Section: Software
Software Packages and Prototypes
The SECSI project started in 2002 with a relatively large software basis: tools to parse, translate, and verify cryptographic protocols which are part of the RNTL project EVA (including CPV , CPV2 , Securify ), a static analysis tool (CSur ), an intrusion detection tool (logWeaver ). These programs were started before SECSI was created.
The SPORE Web page was new in 2002. It is a public and open repository of cryptographic protocols. Its purpose is to collect information on cryptographic protocols, their design, proofs, attacks, at the international level.
2003 and 2004 brought new developments. In intrusion detection, a completely new project has started, which benefited from the lessons learned in the DICO project: faster, more versatile, the ORCHIDS intrusion detection system promises to become the most powerful intrusion detection system around.
In 2005, the development of ORCHIDS reached maturity. ORCHIDS works reliably in practice, and has been used so at the level of the local network of LSV, ENS Cachan. Several additional sensors have been added, including one based on comparing statistical entropy of network packets to detect corruption attacks on cryptographic protocols. A tool paper on ORCHIDS was presented at the CAV'2005 international conference, Edinburgh, Scotland [99] .
In 2006-07, a new prototype, NetQi, was initiated to test ideas on predicting network faults and attacks. This consists of two parts. One collects data from a network, and infers dependencies between services, between services and local files, and between local files, for example of the form “if A fails then B may fail”. This uses N -gram based statistical techniques. The other exploits the dependency graphs thus obtained to detect scenarios that would violate some properties in an expressive game logic involving temporal constraints [64] .
The CSur project consisted in developing a static analysis tool able to detect leakage of confidential data from programs written in C. Its design and development covered the period 2002-2004. The main challenge was to properly integrate Dolev-Yao style cryptographic protocol analysis with pointer alias analysis.
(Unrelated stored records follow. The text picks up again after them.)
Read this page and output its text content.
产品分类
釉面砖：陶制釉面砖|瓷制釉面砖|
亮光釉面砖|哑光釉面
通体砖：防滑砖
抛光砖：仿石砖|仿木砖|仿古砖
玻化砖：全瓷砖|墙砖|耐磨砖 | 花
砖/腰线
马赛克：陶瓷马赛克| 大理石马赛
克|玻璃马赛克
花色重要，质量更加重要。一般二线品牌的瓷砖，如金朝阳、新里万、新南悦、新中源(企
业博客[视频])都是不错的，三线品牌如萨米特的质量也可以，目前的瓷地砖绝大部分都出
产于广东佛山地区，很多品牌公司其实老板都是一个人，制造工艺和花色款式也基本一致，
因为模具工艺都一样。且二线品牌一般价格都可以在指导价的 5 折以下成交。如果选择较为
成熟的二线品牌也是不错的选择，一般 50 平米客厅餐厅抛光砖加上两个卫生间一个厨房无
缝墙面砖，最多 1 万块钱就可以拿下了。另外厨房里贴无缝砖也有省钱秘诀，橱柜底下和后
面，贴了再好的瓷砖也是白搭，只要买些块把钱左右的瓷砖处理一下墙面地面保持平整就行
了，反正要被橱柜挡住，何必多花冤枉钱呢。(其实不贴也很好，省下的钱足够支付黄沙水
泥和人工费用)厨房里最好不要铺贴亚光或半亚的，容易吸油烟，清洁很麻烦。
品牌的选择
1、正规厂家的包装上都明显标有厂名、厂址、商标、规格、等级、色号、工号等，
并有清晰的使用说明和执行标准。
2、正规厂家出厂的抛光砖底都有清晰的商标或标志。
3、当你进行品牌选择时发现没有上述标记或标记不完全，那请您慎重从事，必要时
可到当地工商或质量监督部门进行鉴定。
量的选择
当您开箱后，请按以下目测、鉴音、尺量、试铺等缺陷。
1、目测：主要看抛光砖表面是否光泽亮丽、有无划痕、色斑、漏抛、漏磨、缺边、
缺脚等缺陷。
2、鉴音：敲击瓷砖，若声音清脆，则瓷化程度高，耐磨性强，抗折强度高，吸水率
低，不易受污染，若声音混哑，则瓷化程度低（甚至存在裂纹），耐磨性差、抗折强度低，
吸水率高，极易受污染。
Once development was over, a paper [89] was published, which explains the techniques used. (A journal version was submitted in June 2005. No news since then.)
The h1 tool suite was created in 2004 to support the discovery for security proofs, to output corresponding formal proofs in the Coq proof assistant, and also to provide a suite of tools allowing one to manipulate tree automata automatically [83] .
Finally the PROUVÉ parser library is the analoguous of the above mentionned tools of the RNTL project EVA for the PROUVÉ specification language.